No dia 25 de outubro fomos a Salvador, a convite do Diretor Geral da PF, Márcio Nunes. Vou repetir: fui convidado pelo diretor-geral da Polícia Federal, delegado Márcio Nunes, para ir à Salvador inspecionar as obras da Superintendência da Polícia Federal. Aliás, o convite foi confirmado por ele em depoimento à Polícia Federal, divulgado pela imprensa.

Fomos recebidos pelo superintendente. Nós nos reunimos, conversamos sobre vários assuntos, inclusive as eleições. Tratei também dos vídeos divulgados na internet nos quais um grupo criminoso dizia ter controle sobre eleitores.

O superintendente, delegado Leandro Almada, disse ter conhecimento dos vídeos, e esclareceu ainda que a notícia não havia sido confirmada na checagem. No período da tarde visitamos as obras da superintendência, percorremos todos os andares, foram tiradas fotos e há registros da visita.

A Polícia Rodoviária Federal e a Polícia Federal sempre tiveram respeitada a sua autonomia no período em que ocupei o Ministério da Justiça. Como ministro eu nunca interferi no planejamento e no operacional destas duas instituições.

Nossa determinação, em relação a eleição sempre foi a de reprimir a compra de votos e os demais crimes eleitorais.

A Diretoria de Inteligência do Ministério da Justiça, produziu uma planilha, onde constavam os locais onde os candidatos Lula e Bolsonaro obtiveram mais de 75% dos votos no primeiro turno, com o intuito de fazer um cruzamento e tentar identificar possíveis crimes eleitorais nestes redutos. Não compartilhei com ninguém este documento e, até onde sei, também não foi difundido nos canais de inteligência.

Eu nunca questionei o resultado das eleições. Fui o primeiro ministro a receber uma equipe de transição, no caso a do atual Ministro da Justiça Flávio Dino, que seria meu sucessor. Entreguei relatórios, agi de forma transparente e sempre no sentido de facilitar. Durante a transição não foi registrado qualquer contratempo e tudo correu dentro da normalidade em relação ao Ministério da Justiça.

Outro ponto que julgo importante trazer aqui é a minha participação na live ocorrida no dia 29 de julho de 2021, na qual o então presidente discorreu sobre a segurança das urnas eletrônicas. Quero registrar que fui convocado pelo ex-presidente para participar da live, que durou cerca de duas horas.
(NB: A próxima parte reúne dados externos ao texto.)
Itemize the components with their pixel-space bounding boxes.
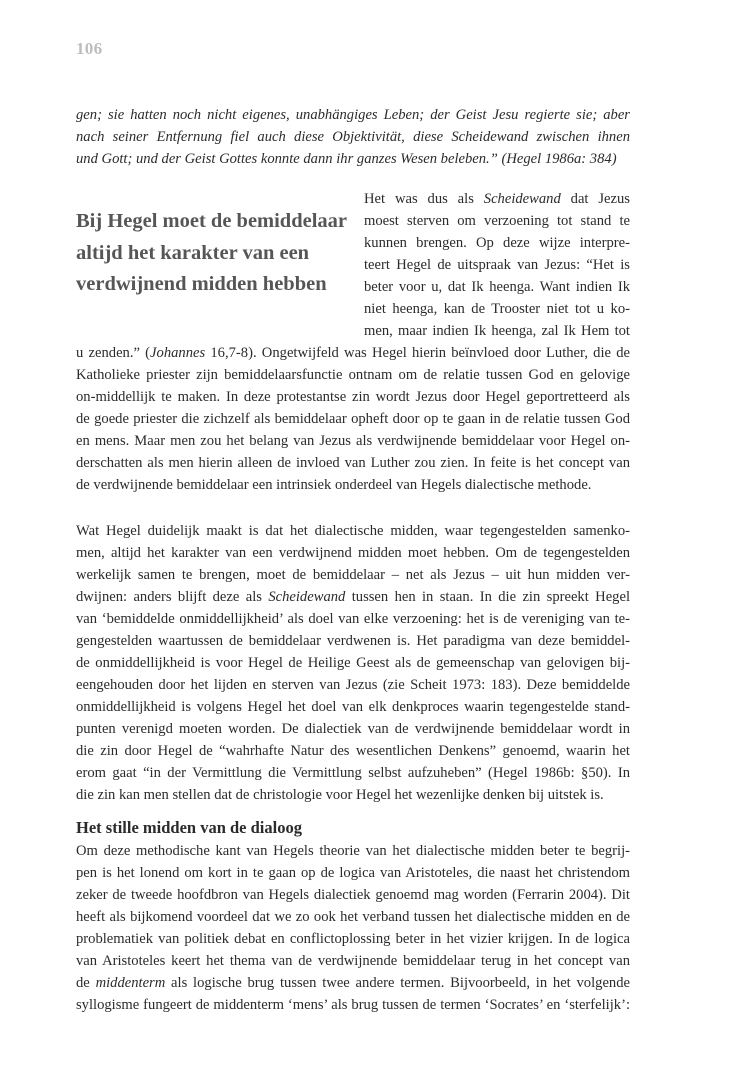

Minha participação se deu nos minutos finais, quando apenas li um documento público produzido pela Polícia Federal no âmbito de uma comissão convocada pelo próprio TSE, via chamamento público anual, para que membros da sociedade civil e instituições se manifestassem sobre o processo eleitoral brasileiro, sem fazer qualquer juízo de valor.
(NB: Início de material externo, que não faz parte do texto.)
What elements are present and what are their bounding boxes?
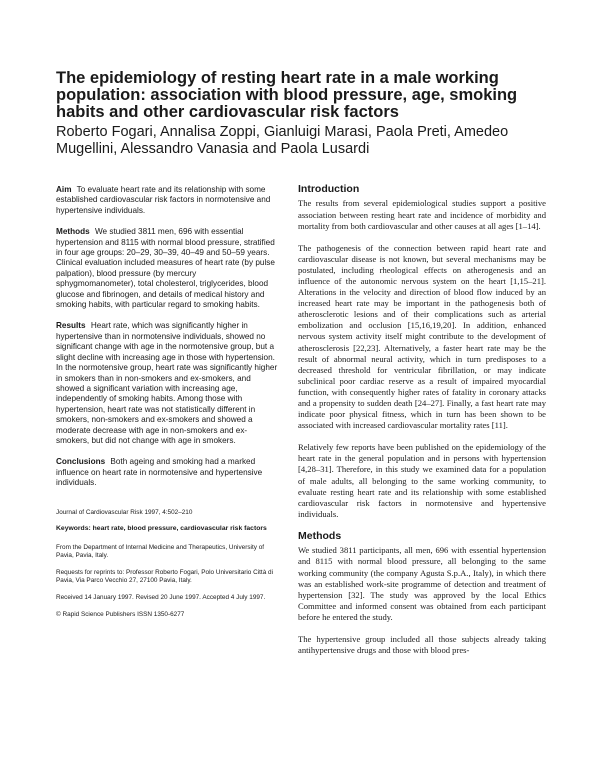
methods-text: We studied 3811 men, 696 with essential hypertension and 8115 with normal blood pressure, stratified in four age groups: 20–29, 30–39, 40–49 and 50–59 years. Clinical evaluation included measures of heart rate (by pulse palpation), blood pressure (by mercury sphygmomanometer), total cholesterol, triglycerides, blood glucose and fibrinogen, and details of medical history and smoking habits, with particular regard to smoking habits. — [56, 227, 275, 310]
methods-paragraph-1: We studied 3811 participants, all men, 696 with essential hypertension and 8115 with normal blood pressure, all belonging to the same working community (the company Agusta S.p.A., Italy), in which there was an established work-site programme of detection and treatment of hypertension [32]. The study was approved by the local Ethics Committee and informed consent was obtained from each participant before he entered the study. — [298, 545, 546, 622]
methods-paragraph-2: The hypertensive group included all those subjects already taking antihypertensive drugs and those with blood pres- — [298, 634, 546, 656]
author-list: Roberto Fogari, Annalisa Zoppi, Gianluigi Marasi, Paola Preti, Amedeo Mugellini, Alessandro Vanasia and Paola Lusardi — [56, 124, 509, 157]
abstract-conclusions — [56, 457, 278, 488]
methods-label: Methods — [56, 227, 90, 237]
journal-citation: Journal of Cardiovascular Risk 1997, 4:502–210 — [56, 508, 193, 516]
abstract-results — [56, 321, 278, 446]
conclusions-label: Conclusions — [56, 457, 106, 467]
aim-label: Aim — [56, 185, 72, 194]
methods-heading: Methods — [298, 529, 342, 542]
abstract-aim — [56, 185, 278, 216]
introduction-paragraph-3: Relatively few reports have been published on the epidemiology of the heart rate in the general population and in persons with hypertension [4,28–31]. Therefore, in this study we examined data for a population of male adults, all belonging to the same working community, to evaluate resting heart rate and its relationship with some established cardiovascular risk factors in normotensive and hypertensive individuals. — [298, 442, 546, 519]
correspondence: Requests for reprints to: Professor Roberto Fogari, Polo Universitario Città di Pavia, Via Parco Vecchio 27, 27100 Pavia, Italy. — [56, 568, 274, 584]
copyright: © Rapid Science Publishers ISSN 1350-6277 — [56, 610, 185, 618]
abstract-methods — [56, 227, 278, 310]
results-label: Results — [56, 321, 86, 331]
affiliation: From the Department of Internal Medicine and Therapeutics, University of Pavia, Pavia, Italy. — [56, 543, 265, 559]
received-dates: Received 14 January 1997. Revised 20 June 1997. Accepted 4 July 1997. — [56, 593, 266, 601]
body-column — [298, 184, 546, 667]
abstract-column — [56, 185, 278, 619]
introduction-paragraph-2: The pathogenesis of the connection between rapid heart rate and cardiovascular disease is not known, but several mechanisms may be postulated, including rheological effects on atherogenesis and an influence of the autonomic nervous system on the heart [1,15–21]. Alterations in the velocity and direction of blood flow induced by an increased heart rate may be important in the pathogenesis both of atherosclerotic lesions and of their complications such as arterial embolization and occlusion [15,16,19,20]. In addition, enhanced nervous system activity itself might contribute to the development of atherosclerosis [22,23]. Alternatively, a faster heart rate may be the result of abnormal neural activity, which in turn predisposes to a decreased threshold for ventricular fibrillation, or may indicate subclinical poor cardiac reserve as a result of impaired myocardial function, with consequently higher rates of fatality in coronary attacks and a propensity to sudden death [24–27]. Finally, a fast heart rate may indicate poor physical fitness, which in turn has been shown to be associated with increased cardiovascular mortality rates [11]. — [298, 242, 546, 431]
results-text: Heart rate, which was significantly higher in hypertensive than in normotensive individuals, showed no significant change with age in the normotensive group, but a slight decline with increasing age in those with hypertension. In the normotensive group, heart rate was significantly higher in smokers than in non-smokers and ex-smokers, and showed a significant variation with increasing age, independently of smoking habits. Among those with hypertension, heart rate was not statistically different in smokers, non-smokers and ex-smokers and showed a moderate decrease with age in non-smokers and ex-smokers, but did not change with age in smokers. — [56, 321, 278, 445]
article-metadata — [56, 509, 278, 619]
conclusions-text: Both ageing and smoking had a marked influence on heart rate in normotensive and hypertensive individuals. — [56, 457, 263, 488]
keywords: Keywords: heart rate, blood pressure, cardiovascular risk factors — [56, 524, 267, 532]
introduction-heading: Introduction — [298, 183, 360, 195]
introduction-paragraph-1: The results from several epidemiological studies support a positive association between resting heart rate and incidence of morbidity and mortality from both cardiovascular and other causes at all ages [1–14]. — [298, 198, 546, 231]
aim-text: To evaluate heart rate and its relationship with some established cardiovascular risk factors in normotensive and hypertensive individuals. — [56, 185, 271, 215]
article-title: The epidemiology of resting heart rate in a male working population: association with blood pressure, age, smoking habits and other cardiovascular risk factors — [56, 69, 518, 121]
Sobre os fatos ocorridos no dia 12 de dezembro em Brasília, quando houve baderna, depredação e queima de ônibus no centro da cidade, a responsabilidade para reprimir tais atos era exclusiva da Secretaria de Segurança Pública do DF. Isso não é atribuição do Ministério da Justiça. Entretanto, quando fui informado da tentativa de invasão da sede da Polícia Federal, imediatamente entrei em contato com o diretor geral que me informou ter acionado o grupo especial da PF para conter a crise e defender o prédio. Nós agimos como todo rigor em relação a este episódio e em poucos dias os responsáveis foram presos.

Em relação à tentativa de atentado no aeroporto de Brasília com um caminhão tanque com explosivos, no dia 24 de dezembro, coloquei a Polícia Federal à disposição da Secretaria de Segurança do DF para prestar todo apoio necessário.

Sobre os acampamentos em frente aos quartéis, esclareço que enquanto eu estive no Ministério da Justiça, a Polícia Federal teve total liberdade para monitorar estes acampamentos e, inclusive, foi noticiado que agentes federais identificados por manifestantes foram expulsos do local. Nunca houve omissão ou leniência da minha parte, enquanto ministro da Justiça, sobre estes acampamentos. Nunca houve qualquer impedimento para que fossem monitorados e investigados.

Quando reassumi a Secretaria de Segurança do DF minha primeira ação foi tratar do desmonte do acampamento em frente ao Quartel General do Exército. No dia 6 de janeiro foi realizada reunião com o comandante militar do Planalto, general Dutra, e a secretária de Ação Social do DF Ana Paula Marra. Também estava presente a coronel Cintia, que ocupava o cargo de subsecretária de Operações Integradas da Secretaria de Segurança. Nesta reunião, tratamos da retirada total do acampamento, que ocorreria a partir do dia 10 de janeiro.

Agora, quero falar sobre o papel da Secretaria de Segurança Pública na formulação do Protocolo de Ações Integradas (PAI). A Subsecretaria de Operações Integradas se reuniu com os seguintes órgãos: PM-DF, Polícia Civil, Corpo de Bombeiros, Detran, DF Legal, Senado Federal, Câmara dos Deputados, Supremo Tribunal Federal, Ministério das Relações Exteriores, Polícia Rodoviária Federal e DER para traçar as medidas de segurança. Conforme a legislação distrital prevê, a Secretaria de Segurança tem a missão de funcionar como órgão central e integrador da segurança pública no DF, levando em consideração as atribuições e competências de cada força previstas em legislação federal e na própria Constituição. A Secretaria de Segurança não tem atribuição operacional. Nesta reunião todos os presentes assinaram o Protocolo se comprometendo a cumprir suas diretrizes.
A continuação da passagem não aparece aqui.